Le 28 novembre 2013, la Commission européenne (Direction Générale Markt) faisait connaître sa Proposition de directive sur la protection des savoir-faire et des informations commerciales non divulguées (secrets d’affaires) contre l’obtention, l’utilisation et la divulgation illicites (COM(2013) 813 final; ci-après : la « proposition de directive secrets d’affaires »).
Une proposition de prime abord modeste, mais qui pose des questions néanmoins. Harmonise-t-elle de manière satisfaisante le droit existant dans les Etats membres? Répond-elle aux questions de plus en plus pressantes posées par l’espionnage industriel à l’ère du numérique ? Risque-t-elle de susciter des actions en justice susceptibles de paralyser la commercialisation de produits, voire d’obtenir de considérables contreparties sous la menace d’une injonction judiciaire?
Mais avant d’analyser ces questions et de s’interroger sur les mesures de mise en oeuvre, il convient de savoir à partir de quand la protection existe.
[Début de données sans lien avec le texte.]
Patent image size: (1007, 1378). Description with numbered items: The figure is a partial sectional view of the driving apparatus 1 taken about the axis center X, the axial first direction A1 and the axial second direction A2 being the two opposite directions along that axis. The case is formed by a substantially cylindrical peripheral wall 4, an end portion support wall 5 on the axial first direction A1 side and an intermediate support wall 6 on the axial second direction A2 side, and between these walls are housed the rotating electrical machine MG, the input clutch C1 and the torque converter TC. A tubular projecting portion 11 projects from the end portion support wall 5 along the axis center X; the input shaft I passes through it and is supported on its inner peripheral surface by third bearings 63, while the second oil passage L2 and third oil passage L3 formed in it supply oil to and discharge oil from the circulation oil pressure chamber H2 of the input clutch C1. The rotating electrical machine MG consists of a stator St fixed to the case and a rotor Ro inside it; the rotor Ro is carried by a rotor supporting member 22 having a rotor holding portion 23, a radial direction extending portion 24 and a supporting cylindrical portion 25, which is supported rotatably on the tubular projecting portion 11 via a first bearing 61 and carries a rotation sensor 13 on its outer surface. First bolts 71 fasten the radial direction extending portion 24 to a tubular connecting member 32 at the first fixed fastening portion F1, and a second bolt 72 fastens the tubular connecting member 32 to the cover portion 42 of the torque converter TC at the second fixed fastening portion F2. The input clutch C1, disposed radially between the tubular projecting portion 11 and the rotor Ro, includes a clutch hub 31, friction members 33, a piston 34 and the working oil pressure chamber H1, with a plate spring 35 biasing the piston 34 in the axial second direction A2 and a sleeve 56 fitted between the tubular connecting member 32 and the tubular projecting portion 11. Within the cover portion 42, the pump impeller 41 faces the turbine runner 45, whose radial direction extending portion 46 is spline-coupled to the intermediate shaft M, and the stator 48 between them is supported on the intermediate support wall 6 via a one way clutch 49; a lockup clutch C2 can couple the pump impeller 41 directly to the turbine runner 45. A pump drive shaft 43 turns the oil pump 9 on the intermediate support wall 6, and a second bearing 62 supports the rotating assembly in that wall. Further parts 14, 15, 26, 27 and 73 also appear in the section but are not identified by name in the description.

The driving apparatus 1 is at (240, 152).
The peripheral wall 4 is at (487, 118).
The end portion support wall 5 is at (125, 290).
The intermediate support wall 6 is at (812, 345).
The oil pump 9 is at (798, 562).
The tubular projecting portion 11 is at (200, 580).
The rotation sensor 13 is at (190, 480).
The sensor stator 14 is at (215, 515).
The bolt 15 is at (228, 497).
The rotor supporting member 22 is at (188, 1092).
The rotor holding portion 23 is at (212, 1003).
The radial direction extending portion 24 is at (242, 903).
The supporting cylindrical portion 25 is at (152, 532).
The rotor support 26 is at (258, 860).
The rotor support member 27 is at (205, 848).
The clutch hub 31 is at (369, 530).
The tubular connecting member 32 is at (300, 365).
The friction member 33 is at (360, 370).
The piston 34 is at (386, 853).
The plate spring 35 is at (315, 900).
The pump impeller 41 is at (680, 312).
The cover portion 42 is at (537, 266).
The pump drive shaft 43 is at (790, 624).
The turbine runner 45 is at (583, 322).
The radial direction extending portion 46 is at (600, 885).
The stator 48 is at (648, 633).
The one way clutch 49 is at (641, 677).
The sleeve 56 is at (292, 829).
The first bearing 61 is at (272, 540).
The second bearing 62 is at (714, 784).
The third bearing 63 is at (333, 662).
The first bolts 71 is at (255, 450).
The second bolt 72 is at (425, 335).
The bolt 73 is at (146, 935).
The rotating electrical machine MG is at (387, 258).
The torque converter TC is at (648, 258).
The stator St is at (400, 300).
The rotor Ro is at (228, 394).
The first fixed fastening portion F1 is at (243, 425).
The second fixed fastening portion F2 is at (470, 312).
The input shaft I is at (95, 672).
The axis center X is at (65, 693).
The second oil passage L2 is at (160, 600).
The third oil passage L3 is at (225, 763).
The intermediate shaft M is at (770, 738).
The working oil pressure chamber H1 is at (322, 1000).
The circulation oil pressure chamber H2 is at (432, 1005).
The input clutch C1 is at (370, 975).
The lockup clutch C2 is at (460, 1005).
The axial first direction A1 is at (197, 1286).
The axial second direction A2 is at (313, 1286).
Autrement dit, quand y a-t-il un “secret d’affaires” méritant protection?
Pour répondre, il faut se reporter aux définitions. La définition du « secret d’affaires » à l’article 2(1) de la proposition de directive reproduit à l’identique les termes de l’article 39(2) de l’Accord dit ADPIC (TRIPs en anglais) faisant partie de l’accord de l’Organisation Mondiale du Commerce (seul changement : le texte de l’ADPIC se réfère aux « renseignements non divulgués », alors que le texte de la Commission définit les « informations » secrètes). Selon l’article 2(1), le terme de « secret d’affaires » couvre les « informations » qui :
a) « sont secrètes » au sens qu’elles « ne sont pas généralement connues de personnes appartenant aux milieux » concernés ou « ne leur sont pas aisément accessibles »,
b) « ont une valeur commerciales parce qu’elle sont secrètes » et
c) « ont fait l’objet, de la part de la personne qui en a licitement le contrôle, de dispositions raisonnables …… destinées à les garder secrètes ».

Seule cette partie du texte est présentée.